How Night of the Living Dead Saved My Life and Changed the World

by Daniel Kraus

Pub Date: March 10th, 2026
ISBN: 9781640097155
Publisher: Counterpoint

An obsessed fan of a pioneering zombie film explores its creation, fan lore, and deeper meanings.

Kraus, author of this lively, conversational study of the 1968 horror classic Night of the Living Dead, has the proper bona fides for such a project: An accomplished horror and thriller author, he completed a couple of unfinished fiction projects by Dead director George A. Romero, including 2020’s The Living Dead. But perhaps more importantly, he’s a Dead superfan, estimating he’s seen the film 300 times. And as the book shows, he’s drawn plenty of insights from the film and its legacy. Walking through the movie minute by minute, he discusses the offbeat backgrounds of each actor (prospective female lead Betty Aberlin worked on Mr. Rogers’ Neighborhood); the clever efficiencies Romero used to deliver the film on a budget, particularly the public-domain sound effects; and the peculiarities of the script, which have plenty to say about racism, herd mentality, and sexism. Kraus, who seems to have experienced every film, comic, video game, and T-shirt relating to the film, can be obsessively detailed in his observations: What kind of radio is reporting that humans are being “partially devoured” by zombies? What’s that book on the farmhouse shelf? Still, his storytelling isn’t off-puttingly geeky or fixated on fans-only details. That’s partly because he’s so personable, weaving Dead details into his own history as a teenage filmmaker, writer, and horror fan.
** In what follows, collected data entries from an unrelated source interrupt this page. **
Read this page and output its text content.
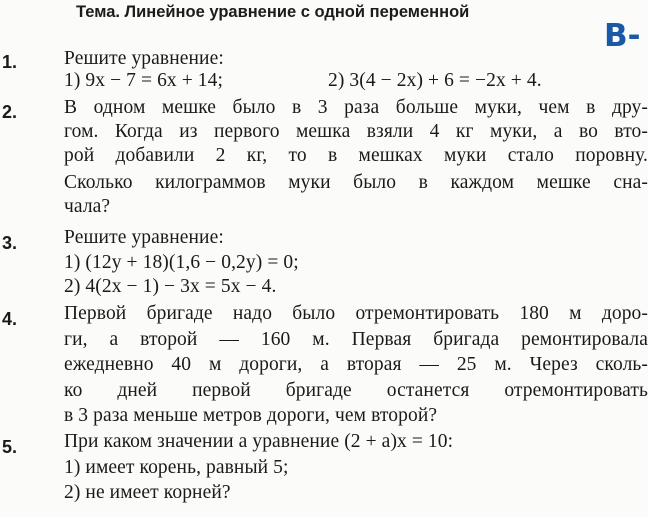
Тема. Линейное уравнение с одной переменной
В-
1. Решите уравнение:
1) 9x − 7 = 6x + 14;	2) 3(4 − 2x) + 6 = −2x + 4.
2. В одном мешке было в 3 раза больше муки, чем в дру-
гом. Когда из первого мешка взяли 4 кг муки, а во вто-
рой добавили 2 кг, то в мешках муки стало поровну.
Сколько килограммов муки было в каждом мешке сна-
чала?
3. Решите уравнение:
1) (12y + 18)(1,6 − 0,2y) = 0;
2) 4(2x − 1) − 3x = 5x − 4.
4. Первой бригаде надо было отремонтировать 180 м доро-
ги, а второй — 160 м. Первая бригада ремонтировала
ежедневно 40 м дороги, а вторая — 25 м. Через сколь-
ко дней первой бригаде останется отремонтировать
в 3 раза меньше метров дороги, чем второй?
5. При каком значении a уравнение (2 + a)x = 10:
1) имеет корень, равный 5;
2) не имеет корней?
But mainly he’s persuasive about the idea that the film is not just a horror classic but a passkey through America’s darkest instincts, from the MLK assassination to the January 6, 2021, insurrection. (A digression on the troubling case of Kyle Rittenhouse is particularly inspired.) “The film is America,” he writes. “Can we even call what we are doing living? Or are we long dead and only going through the zombie motions?”

A sage take on a low-budget classic.